After the tournament in Canada, Dorje let his training go. By that stage I was hooked on jogging, having learned how to manage exercise in the tropics. I chose to run after dark, when much of the sun's heat had radiated from the tarmac path up into the sky. The hillside above the path was dense with jungle. The patches of yellow light that encircled the well-spaced street-lamps were flooded with moths and other insects. Every evening, not far above my head, bats made high-speed raids between the lamps, hunting their favorite moths and other strange equatorial insects. In such a setting it was impossible to forget the fertility of the tropics.
I finished my run, returned to our apartment, and stood in front of the slowly rotating wall fan near the dining table. I jerked the string-switch twice to bring it to full speed and fed on the cooling blast of air. The refrigerator was five steps away in the kitchen, and after two minutes in front of the fan, I darted in there, grabbed a low-sugar, low-fizz isotonic drink, and returned to the fan. It generally took twenty minutes for me to stop sweating, but tonight, after ten minutes, the phone rang.

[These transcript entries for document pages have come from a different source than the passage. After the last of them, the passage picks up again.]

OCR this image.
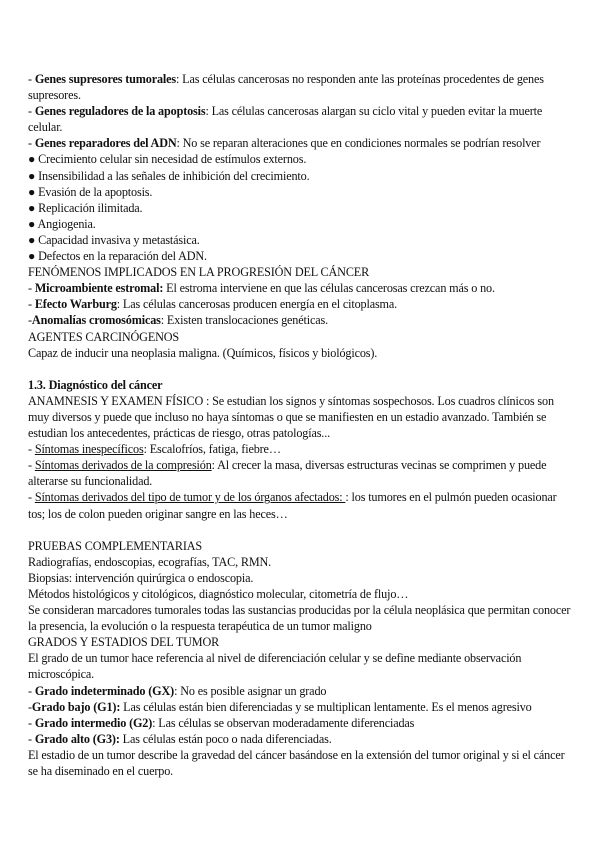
- Genes supresores tumorales: Las células cancerosas no responden ante las proteínas procedentes de genes supresores.

- Genes reguladores de la apoptosis: Las células cancerosas alargan su ciclo vital y pueden evitar la muerte celular.

- Genes reparadores del ADN: No se reparan alteraciones que en condiciones normales se podrían resolver

● Crecimiento celular sin necesidad de estímulos externos.

● Insensibilidad a las señales de inhibición del crecimiento.

● Evasión de la apoptosis.

● Replicación ilimitada.

● Angiogenia.

● Capacidad invasiva y metastásica.

● Defectos en la reparación del ADN.

FENÓMENOS IMPLICADOS EN LA PROGRESIÓN DEL CÁNCER

- Microambiente estromal: El estroma interviene en que las células cancerosas crezcan más o no.

- Efecto Warburg: Las células cancerosas producen energía en el citoplasma.

-Anomalías cromosómicas: Existen translocaciones genéticas.

AGENTES CARCINÓGENOS

Capaz de inducir una neoplasia maligna. (Químicos, físicos y biológicos).

1.3. Diagnóstico del cáncer

ANAMNESIS Y EXAMEN FÍSICO : Se estudian los signos y síntomas sospechosos. Los cuadros clínicos son muy diversos y puede que incluso no haya síntomas o que se manifiesten en un estadio avanzado. También se estudian los antecedentes, prácticas de riesgo, otras patologías...

- Síntomas inespecíficos: Escalofríos, fatiga, fiebre…

- Síntomas derivados de la compresión: Al crecer la masa, diversas estructuras vecinas se comprimen y puede alterarse su funcionalidad.

- Síntomas derivados del tipo de tumor y de los órganos afectados: : los tumores en el pulmón pueden ocasionar tos; los de colon pueden originar sangre en las heces…

PRUEBAS COMPLEMENTARIAS

Radiografías, endoscopias, ecografías, TAC, RMN.

Biopsias: intervención quirúrgica o endoscopia.

Métodos histológicos y citológicos, diagnóstico molecular, citometría de flujo…

Se consideran marcadores tumorales todas las sustancias producidas por la célula neoplásica que permitan conocer la presencia, la evolución o la respuesta terapéutica de un tumor maligno

GRADOS Y ESTADIOS DEL TUMOR

El grado de un tumor hace referencia al nivel de diferenciación celular y se define mediante observación microscópica.

- Grado indeterminado (GX): No es posible asignar un grado

-Grado bajo (G1): Las células están bien diferenciadas y se multiplican lentamente. Es el menos agresivo

- Grado intermedio (G2): Las células se observan moderadamente diferenciadas

- Grado alto (G3): Las células están poco o nada diferenciadas.

El estadio de un tumor describe la gravedad del cáncer basándose en la extensión del tumor original y si el cáncer se ha diseminado en el cuerpo.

It was Michael Dillon calling from Sydney. He was a good friend I hadn't heard from since we had moved to Singapore in 2002. In 1984 we had been on Mount Everest together, with Mike as cameraman and me as expedition organizer and climber; in 1993 we had the same roles in the Indonesian province of Irian Jaya. In Irian, our small team made the first-ever film of climbing Carstensz Pyramid, the highest peak in Australasia. That was an amazing expedition, involving Dani locals as guides, thick jungle, jagged limestone peaks, and glaciers only three degrees south of the equator. Mike was the ideal adventure cameraman. He had made several films with Sir Edmund Hillary, and almost a hundred other documentaries, many of them his own projects. Softspoken and terminally polite, Mike carried a camera at all times when he was working on a film, but he was as unobtrusive as a black dog on a dark night, which made him a great filmmaker—that and his superb ability to visualize exactly how each scene should be shot.
I was delighted to hear from him. Mike is not one for small talk. At school he would have been one of those children who speaks only when spoken to. This evening he had something to say. He wanted to talk to me about a documentary he was working on about a teenager from the Blue Mountains, west of Sydney. At the age of fourteen, Christopher Harris wanted to climb the highest mountain on each of the continents, a quest known as the Seven Summits. Of course, the most difficult of these is Mount Everest. Mike did not exactly invite me to get involved with Christopher's upcoming Everest climb, but he made it clear he needed a high-altitude cameraman, a role I had performed on several mountains.